Руку к сердцу, поклон в четверть.
– Извини хан. Но ты зря взволновался. Я ничего про твою мать…
– Кха! Нэ про мою! Ты…! Ты… Умай… Нашу мать! Нашу всехную мать! Всего жёлтого народа…!
«Всехная мать»? Это кто? Богородица? Ещё знаю – Гею, Астарту, Кибелу… Умай?… Не, не знаю.
У меня был настолько глупый вид, что Асадук поверил в отсутствие злого умысла. Периодически ругаясь, кхекая и фыркая, он то убирал саблю в ножны, то вытаскивал обратно, чтобы сокрушенно покачать головой над отметиной, оставленной на добром клинке топором Сухана.
Одновременно объяснял, что считалка из моего совейского детства – «эники-беники» – довольно точно воспроизводит «Энныке-бэнныке» – «Мать Всемогущая». Так начинается молитва кыпчаков, обращённая к Умай – женскому божеству тюрков, «Матери Народа». Понятно, что искажённое начало сакральной молитвы в устах иноверца воспринимается как святотатство. «Оскорбление чувств верующих» в эту Умай и личное оскорбление хану.
Но поскольку у меня в голове навоз – он меня прощает.
– Ну спасибо, Асадук. Думаю, что навоз – в твоей голове. Только имея на плечах корзину кизяка можно кинуться с саблей на гостя своего господина. Но я тебя тоже прощаю.
После чего, как и обычно для мужчин, я нашёл выход из неудобной ситуации в форме наезда на женщин:
– Бабы! По машинам! Э… По кошевам. И чтоб ни одна носу… Факеншит уелбантуренный! Я из-за вас с кипчаками – резаться не буду. Хватит мне одной… ихней «всехней». Бегом!
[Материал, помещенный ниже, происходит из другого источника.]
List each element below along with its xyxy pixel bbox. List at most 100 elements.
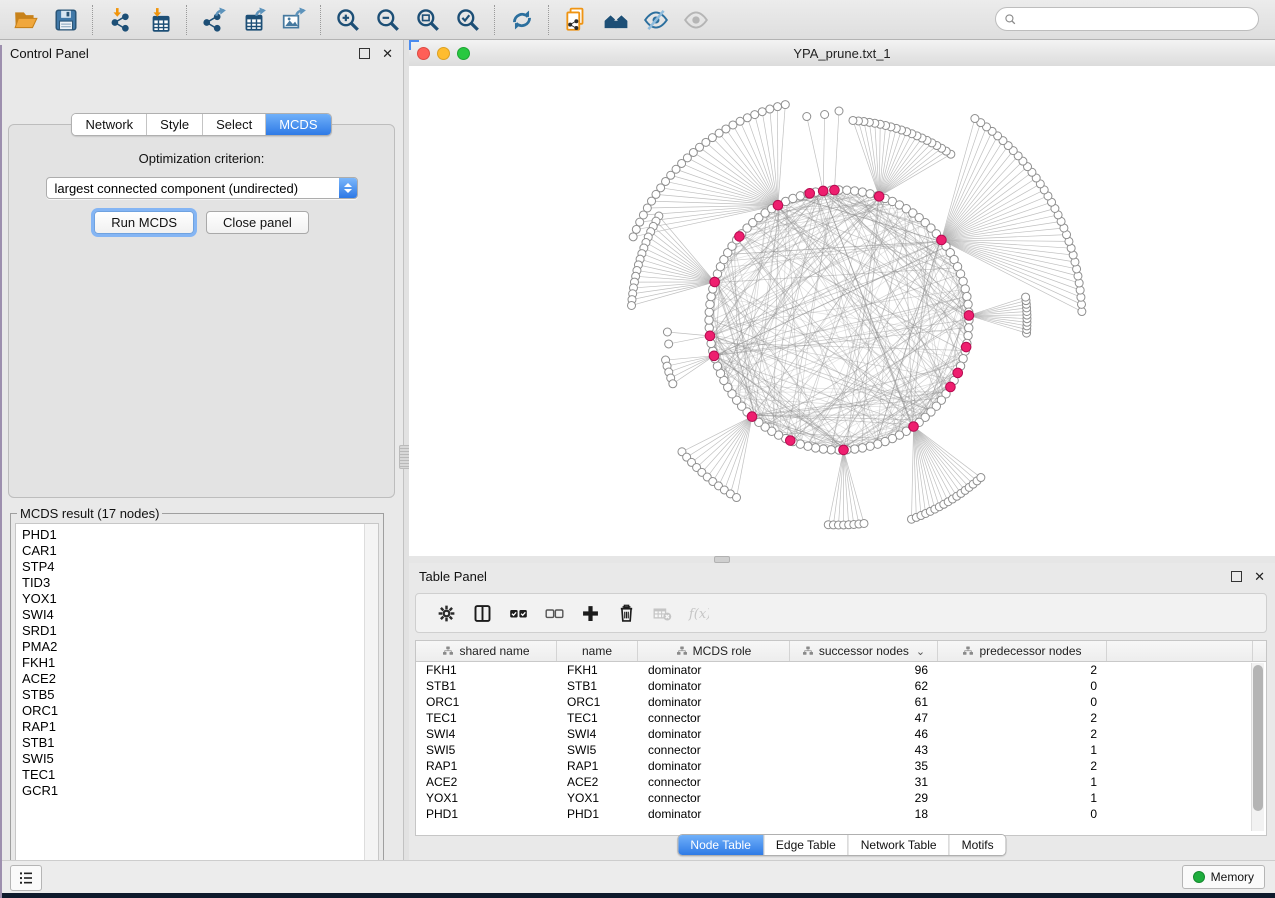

Причём здесь бабы? – Не причём. Сам дурак – не знаю тенгрианский пантеон, не в курсе кипчакских молитв и обрядов.
«И пред идолом гнётся кипчаков спина.
Всадник медлит пред ним, и, коня придержав,
Он стрелу, наклонясь, вонзает меж трав,
Знает каждый пастух, прогоняющий стадо,
Что оставить овцу перед идолом надо».
Низами было легче: у него любимая женщина – рабыня-половчанка. Авторский гонорар, подарок правителя, «величавая обликом, прекрасная, разумная», ставшая женой и музой.
Поскольку я жениться не планирую, то… всё – сам. Учиться, учиться и учиться.
Но кто-то же должен быть объявлен виноватым в том, что у хана клинок выщерблен!
И мы – поскакали. В смысле – поехали. В смысле – я спать завалился.
Асадук, идя в Гороховец, оставлял своих людей в селениях по дороге. Те собрали к нашему появлению сменных лошадей. Не полная станция – подстава, перемена, эстафета. Но всё равно – живенько идём, не обоз гужевой, где возчики рядом с санями пешком топают.
Ещё тема для разговора с Боголюбским: надо ставить ямскую гоньбу и на его землях. И здесь – от Гороховца по Клязьме вверх. И с верху, от Москва-реки, и вбок – Суздаль-Ростов-Ярославль, и…
Ваня, уймись. Почтовый тракт – денег стоит. Конечно, тебе Андреевыми деньгами легко сорить куда ни попадя.
…
Только приехали в Боголюбово на посольский двор – Лазарь с крыльца бежит. В одной рубашечке.
– Иване! Господине! Я такой радый!
Обнялись, поздоровались.
Вырос парень. Кровь с молоком. Как вспомню нашу первую встречу в Твери, когда он в наряде от БДСМ… Длинный. Но – лёгкий. Беленький, тощий, гладенький – без бороды. В высоких красных кожаных сапогах, толстом кожаном жилете на голое тело и кожаной юбке по колено с разрезом на заду. Он тогда в поход собирался, тренировался без отдыху. Ни – ума, ни – доспехов.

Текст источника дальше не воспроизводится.